William Faulkner ; l’écrivain hanté par l’origine et la filiation :

« J’ai pas lu Freud…et alors ! Shakespeare n’a pas lu Freud, Melville n’a pas lu Freud, Moby Dick n’a pas lu Freud ». Faulkner s’identifiant à un capitaine poursuivant une baleine blanche croqueuse de jambe… Maudit Bic ! avait écrit en son temps Georges Perec. Ah !…

Vladimir Nabokov ; le chasseur de papillons dans la vie et de nymphettes dans ses livres… père de Ada et de Lolita et de l’infâme pédophile Humbert Humbert :

« J’imagine ce que le vieux Freud (charlatan viennois médiéval), cet esprit moyenâgeux, s’occupant de symboles moyenâgeux, en aurait dit (de son livre Lolita) mon cœur le déteste,… je pense qu’il est cruel et je ne veux pas qu’un vieil (gentil) homme de Vienne, avec son parapluie (sic) m’inflige des rêves. Moi je ne fais pas de rêves comme il en parle dans ses livres, je n’y vois pas de parapluie (resic), ni de ballon… »1.

Ludwig Wittgenstein : l’auteur des investigations portant sur la philosophie de la psychologie (dont la sœur Gretl, fut le modèle de Klimt, et la patiente puis l’amie de Freud) considérait que la psychanalyse était une « mythologie séduisante ». Dans Leçons et conversations, il ajoute que « Freud ne montre jamais comment il sait où s’arrêter, il ne montre jamais comment il sait où est la solution correcte ». Critique classique (et pertinente) de la science : « vous savez décrire ce qui ne va pas et comment ça s’organise… mais vous ne dites pas comment traiter… soit quelle thérapeutique ». De la difficulté pour le logicien d’accepter le fondement de la base de la théorie freudienne : l’indéterminisme ouvert et le renoncement à l’idée même d’achèvement (et donc d’une solution) pour mieux concevoir le devenir d’une réponse soignante… y compris dans le sens du tragique… plutôt que de s’accommoder du « correct ».

Freud aurait rétorqué que : « le catéchisme de la science ne renferme que peu de propositions apodicdiques ; la plupart de ses affirmations présentent seulement certains degrés de probabilités. C’est précisément le propre de l’esprit scientifique de savoir se contenter de ces approximations de la certitude et de pouvoir continuer le travail constructeur, malgré le manque de preuves dernières » (1916-1917).

Wittgenstein se serait inquiété de l’apparentement de l’objet de la psychanalyse, à l’objet scientifique des mathématiques, de la physique ou de la chimie. Même si sa construction et ses limites pouvaient être les mêmes. Sigmund Freud ne lui aurait pas donné tort. La science reconnait et nomme la maladie et le malade, la psychanalyse les rêve et les pense.

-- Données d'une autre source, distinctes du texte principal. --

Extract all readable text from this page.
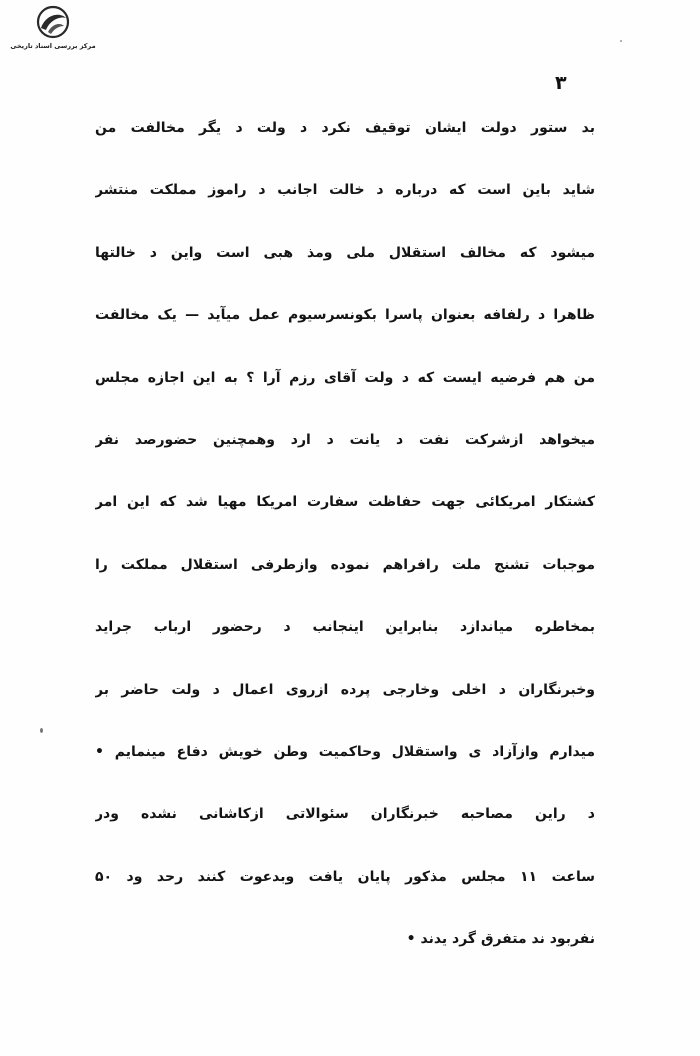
مرکز بررسی اسناد تاریخی
۳
بد ستور دولت ایشان توقیف نکرد د ولت د یگر مخالفت من
شاید باین است که درباره د خالت اجانب د راموز مملکت منتشر
میشود که مخالف استقلال ملی ومذ هبی است واین د خالتها
ظاهرا د رلفافه بعنوان پاسرا بکونسرسیوم عمل میآید — یک مخالفت
من هم فرضیه ایست که د ولت آقای رزم آرا ؟ به این اجازه مجلس
میخواهد ازشرکت نفت د یانت د ارد وهمچنین حضورصد نفر
کشتکار امریکائی جهت حفاظت سفارت امریکا مهیا شد که این امر
موجبات تشنج ملت رافراهم نموده وازطرفی استقلال مملکت را
بمخاطره میاندازد بنابراین اینجانب د رحضور ارباب جراید
وخبرنگاران د اخلی وخارجی پرده ازروی اعمال د ولت حاضر بر
میدارم وازآزاد ی واستقلال وحاکمیت وطن خویش دفاع مینمایم •
د راین مصاحبه خبرنگاران سئوالاتی ازکاشانی نشده ودر
ساعت ۱۱ مجلس مذکور پایان یافت وبدعوت کنند رحد ود ۵۰
نفربود ند متفرق گرد یدند •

Thomas Mann2 ; le grand romancier de la décadence – Les Buddenbrock ; Mort à Venise, et des « Notes du soir à ne lire que vingt ans après ma mort » où il se révèle tel qu’en lui-même enfin, trouble et troublé, ce dont l’éternité se moque.

« En ce qui me concerne (…) la nouvelle La mort à Venise s’est créée sous l’influence directe de Freud (…) en tant qu’artiste je dois cependant avouer que je ne suis absolument pas satisfait par les idées freudiennes, je me sens même inquiété et rapetissé par elles. En effet, l’artiste est transpercé par les idées de Freud comme par un faisceau de rayons X, ceci allant jusqu’à la violation du secret de l’acte créateur ».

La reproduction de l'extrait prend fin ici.